Reverse discrimination isn’t absurd. It is, however, a misnomer resulting from a cultural split combined with imprecise language and a general inattention to how words function. I’ve come to believe that Damore and I are saying different things when we say “discrimination,” and our mutual mistake is insisting the other mean exactly what we think they should mean. The result is that we talk in circles, get nowhere, write memos on op-eds for those who do share our meanings, and create our own echo chambers. This process is one of the roots of deteriorating politics in America.
George Orwell explores the connection between imprecise language and deteriorating political conditions in “Politics and the English Language.” Of imprecision, Orwell writes, “The writer either has a meaning and cannot express it, [such as me, reacting to “reverse discrimination”] or he inadvertently says something else [perhaps Damore’s claim: “Discrimination to reach equal representation is unfair”]. The culprits of bad English in Orwell’s essay are dying metaphors, verbal false limbs, pretentious diction, and meaningless words. The culprit of Damore’s echo chamber, and mine, is the fallacy of ambiguity—i.e. we’re applying different meanings to a single word—but whether fallacy or stale language, each category of bad English implicates Orwell’s conclusion:
If one gets rid of these habits one can think more clearly, and to think clearly is a necessary first step toward political regeneration.
Clarity: I imagine for Damore, discrimination is a word in the dictionary that means “Treatment or consideration based on class or category, such as race or gender, rather than individual merit.” (As states The American Heritage Dictionary, 5th Edition.) But the progenitors of English language dictionaries didn’t draw discrimination’s definition from people impacted by discrimination. They instead proscribed a definition (however well-intentioned) and called it “consensus.”
Reader, can you imagine that for historically oppressed people, discrimination isn’t the word in the dictionary? Imagine discrimination is a history, a Plexiglas ceiling, that unfortunately marginalized people have only the words of the uninformed consensus to describe. I can imagine Damore feeling frustrated if, in his world, “diversity” means he faces a decision between conformity or ostracism. This is the point in the conversation where we’re approaching the end/start of the circle—what I’ll call the this-is-what-I-need-NO-THIS-IS-WHAT-I-NEED complex.

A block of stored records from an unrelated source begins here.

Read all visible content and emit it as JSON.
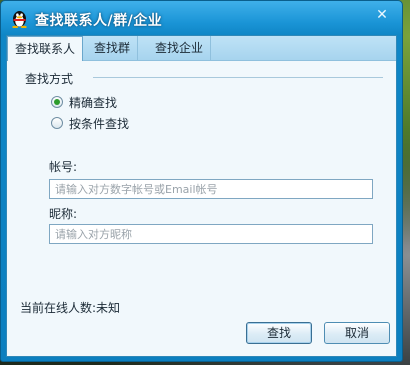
{
  "window": {
    "title": "查找联系人/群/企业",
    "close_glyph": "✕"
  },
  "tabs": [
    {
      "label": "查找联系人",
      "active": true
    },
    {
      "label": "查找群",
      "active": false
    },
    {
      "label": "查找企业",
      "active": false
    }
  ],
  "search_mode": {
    "label": "查找方式",
    "options": [
      {
        "label": "精确查找",
        "selected": true
      },
      {
        "label": "按条件查找",
        "selected": false
      }
    ]
  },
  "fields": {
    "account": {
      "label": "帐号:",
      "placeholder": "请输入对方数字帐号或Email帐号",
      "value": ""
    },
    "nickname": {
      "label": "昵称:",
      "placeholder": "请输入对方昵称",
      "value": ""
    }
  },
  "status": {
    "online_count": "当前在线人数:未知"
  },
  "buttons": {
    "search": "查找",
    "cancel": "取消"
  },
  "colors": {
    "title_bar": "#1a94d6",
    "client_bg": "#f1f8fc",
    "radio_selected": "#2c9c2c"
  }
}
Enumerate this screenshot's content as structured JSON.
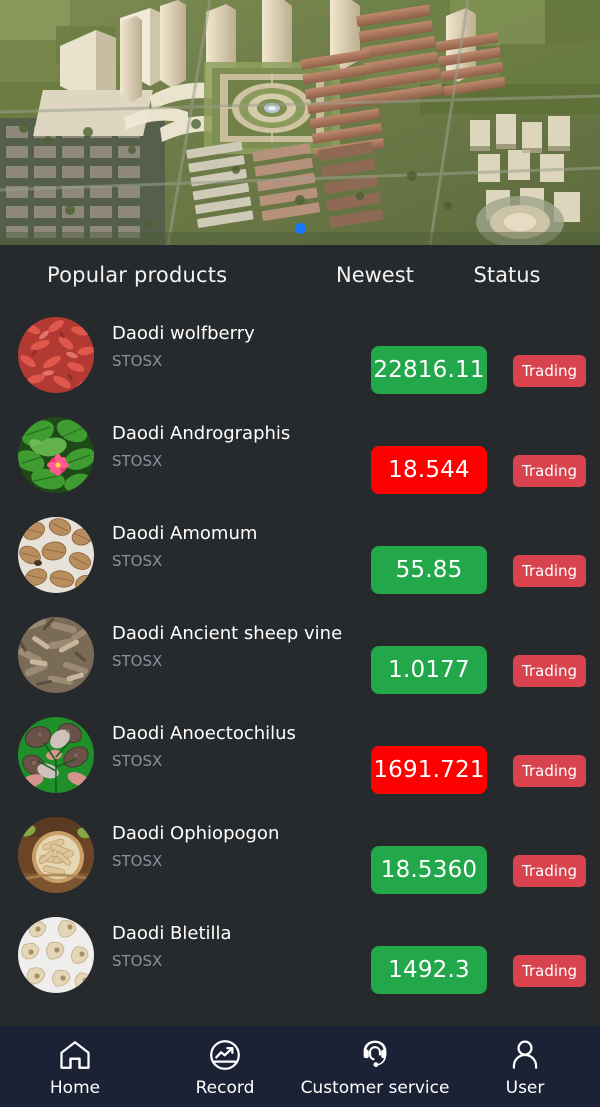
{
  "banner": {
    "alt": "aerial-render-of-planned-industrial-park",
    "carousel_dots": 1,
    "active_dot": 0,
    "dot_color": "#1677ff"
  },
  "list_header": {
    "title": "Popular products",
    "newest": "Newest",
    "status": "Status"
  },
  "colors": {
    "background": "#272a2d",
    "tabbar": "#1c2236",
    "up": "#22a84a",
    "down": "#fe0000",
    "status_badge": "#d9434e",
    "code_text": "#8b8e9e"
  },
  "products": [
    {
      "name": "Daodi wolfberry",
      "code": "STOSX",
      "price": "22816.11",
      "direction": "up",
      "status": "Trading",
      "thumb": "goji-berries-thumb"
    },
    {
      "name": "Daodi Andrographis",
      "code": "STOSX",
      "price": "18.544",
      "direction": "down",
      "status": "Trading",
      "thumb": "green-leaf-flower-thumb"
    },
    {
      "name": "Daodi Amomum",
      "code": "STOSX",
      "price": "55.85",
      "direction": "up",
      "status": "Trading",
      "thumb": "amomum-pods-thumb"
    },
    {
      "name": "Daodi Ancient sheep vine",
      "code": "STOSX",
      "price": "1.0177",
      "direction": "up",
      "status": "Trading",
      "thumb": "dried-vine-slices-thumb"
    },
    {
      "name": "Daodi Anoectochilus",
      "code": "STOSX",
      "price": "1691.721",
      "direction": "down",
      "status": "Trading",
      "thumb": "anoectochilus-plant-thumb"
    },
    {
      "name": "Daodi Ophiopogon",
      "code": "STOSX",
      "price": "18.5360",
      "direction": "up",
      "status": "Trading",
      "thumb": "ophiopogon-roots-thumb"
    },
    {
      "name": "Daodi Bletilla",
      "code": "STOSX",
      "price": "1492.3",
      "direction": "up",
      "status": "Trading",
      "thumb": "bletilla-tubers-thumb"
    }
  ],
  "tabbar": {
    "items": [
      {
        "label": "Home",
        "icon": "home-icon",
        "active": false
      },
      {
        "label": "Record",
        "icon": "chart-circle-icon",
        "active": false
      },
      {
        "label": "Customer service",
        "icon": "headset-support-icon",
        "active": false
      },
      {
        "label": "User",
        "icon": "user-icon",
        "active": false
      }
    ]
  }
}
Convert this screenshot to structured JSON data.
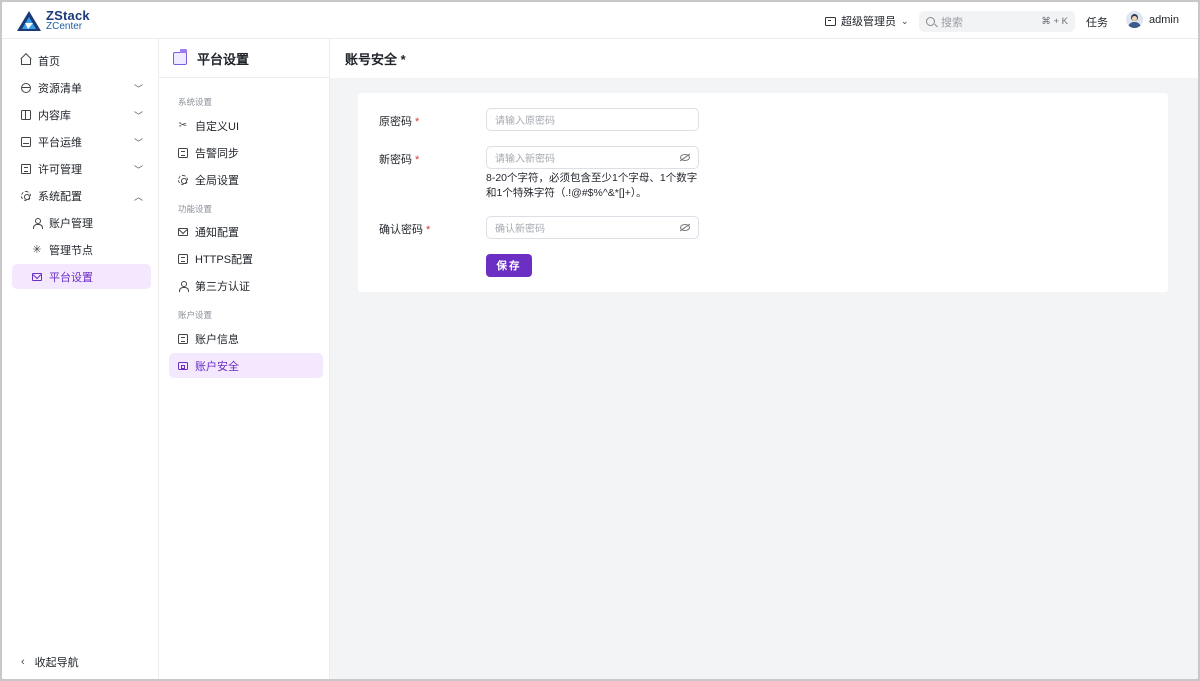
{
  "brand": {
    "name": "ZStack",
    "product": "ZCenter"
  },
  "header": {
    "role": "超级管理员",
    "search_placeholder": "搜索",
    "search_shortcut": "⌘ + K",
    "tasks": "任务",
    "username": "admin"
  },
  "leftnav": {
    "items": [
      {
        "label": "首页",
        "icon": "home-icon"
      },
      {
        "label": "资源清单",
        "icon": "globe-icon"
      },
      {
        "label": "内容库",
        "icon": "box-icon"
      },
      {
        "label": "平台运维",
        "icon": "tray-icon"
      },
      {
        "label": "许可管理",
        "icon": "doc-icon"
      },
      {
        "label": "系统配置",
        "icon": "gear-icon"
      }
    ],
    "sub_items": [
      {
        "label": "账户管理",
        "icon": "person-icon"
      },
      {
        "label": "管理节点",
        "icon": "spark-icon"
      },
      {
        "label": "平台设置",
        "icon": "mail-icon"
      }
    ],
    "collapse": "收起导航"
  },
  "secnav": {
    "title": "平台设置",
    "groups": [
      {
        "title": "系统设置",
        "items": [
          "自定义UI",
          "告警同步",
          "全局设置"
        ]
      },
      {
        "title": "功能设置",
        "items": [
          "通知配置",
          "HTTPS配置",
          "第三方认证"
        ]
      },
      {
        "title": "账户设置",
        "items": [
          "账户信息",
          "账户安全"
        ]
      }
    ]
  },
  "main": {
    "title": "账号安全 *",
    "form": {
      "old_password": {
        "label": "原密码",
        "placeholder": "请输入原密码"
      },
      "new_password": {
        "label": "新密码",
        "placeholder": "请输入新密码"
      },
      "hint": "8-20个字符，必须包含至少1个字母、1个数字和1个特殊字符（.!@#$%^&*[]+）。",
      "confirm_password": {
        "label": "确认密码",
        "placeholder": "确认新密码"
      },
      "required_mark": "*",
      "save": "保存"
    }
  },
  "colors": {
    "accent": "#6b2fc4",
    "active_bg": "#f3e8fd",
    "main_bg": "#f3f4f6",
    "required": "#d23b3b"
  }
}
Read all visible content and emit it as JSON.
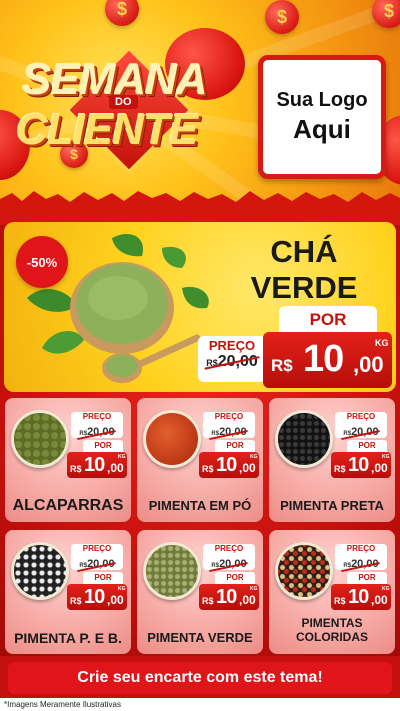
{
  "colors": {
    "brand_red": "#d81a14",
    "brand_yellow": "#ffd21e",
    "white": "#ffffff"
  },
  "header": {
    "title_line1": "SEMANA",
    "title_do": "DO",
    "title_line2": "CLIENTE",
    "logo_line1": "Sua Logo",
    "logo_line2": "Aqui",
    "coin_symbol": "$"
  },
  "feature": {
    "discount": "-50%",
    "name_line1": "CHÁ",
    "name_line2": "VERDE",
    "preco_label": "PREÇO",
    "old_price_currency": "R$",
    "old_price": "20,00",
    "por_label": "POR",
    "currency": "R$",
    "price_int": "10",
    "price_dec": ",00",
    "unit": "KG"
  },
  "products": [
    {
      "name": "ALCAPARRAS",
      "preco_label": "PREÇO",
      "old_currency": "R$",
      "old_price": "20,00",
      "por_label": "POR",
      "currency": "R$",
      "price_int": "10",
      "price_dec": ",00",
      "unit": "KG"
    },
    {
      "name": "PIMENTA EM PÓ",
      "preco_label": "PREÇO",
      "old_currency": "R$",
      "old_price": "20,00",
      "por_label": "POR",
      "currency": "R$",
      "price_int": "10",
      "price_dec": ",00",
      "unit": "KG"
    },
    {
      "name": "PIMENTA PRETA",
      "preco_label": "PREÇO",
      "old_currency": "R$",
      "old_price": "20,00",
      "por_label": "POR",
      "currency": "R$",
      "price_int": "10",
      "price_dec": ",00",
      "unit": "KG"
    },
    {
      "name": "PIMENTA P. E B.",
      "preco_label": "PREÇO",
      "old_currency": "R$",
      "old_price": "20,00",
      "por_label": "POR",
      "currency": "R$",
      "price_int": "10",
      "price_dec": ",00",
      "unit": "KG"
    },
    {
      "name": "PIMENTA VERDE",
      "preco_label": "PREÇO",
      "old_currency": "R$",
      "old_price": "20,00",
      "por_label": "POR",
      "currency": "R$",
      "price_int": "10",
      "price_dec": ",00",
      "unit": "KG"
    },
    {
      "name_line1": "PIMENTAS",
      "name_line2": "COLORIDAS",
      "preco_label": "PREÇO",
      "old_currency": "R$",
      "old_price": "20,00",
      "por_label": "POR",
      "currency": "R$",
      "price_int": "10",
      "price_dec": ",00",
      "unit": "KG"
    }
  ],
  "cta": {
    "label": "Crie seu encarte com este tema!"
  },
  "footer": {
    "disclaimer": "*Imagens Meramente Ilustrativas"
  }
}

The progenitors of English language dictionaries didn’t draw discrimination’s definition from people impacted by discrimination. They instead proscribed a definition (however well-intentioned) and called it “consensus.”
No simple answers exist to reconcile competing realities. Media often examines the realities of people like me, like Damore, by studying systems of racial and gender inequality. Perhaps we can break new ground by examining a system fundamental to human development: society.
In healthy societies, individuals temper the impulse to honor themselves with societal obligations to instead honor each other. No clear formula dictates what this balance should look like, but for me, I couldn’t see and honor what Damore might need until I honored something in me. Particularly, I needed to honor a feeling that a male-dominated culture taught me not to honor: fear. That tightening of my insides, my wall, the battleground for my truth, it’s fear. Fear of erasure. Fear that my country will never change, will never fight for me like it fights for heterosexual, white men. It wasn’t until I acknowledged and honored my own fear that I began to think beyond it.
I am not erased. I’m here, more visible than I’ve ever been writing this column. My country is changing. Charlottesville, the debate over diversity: these are reactions to the change in my country.
The first step toward escaping circular debates about diversity is to acknowledge and honor our fears—facing ourselves without the shame associated with fear by masculine culture norms. Then we can begin to have the conversation we’re yearning for. How do we stop leaving each other behind?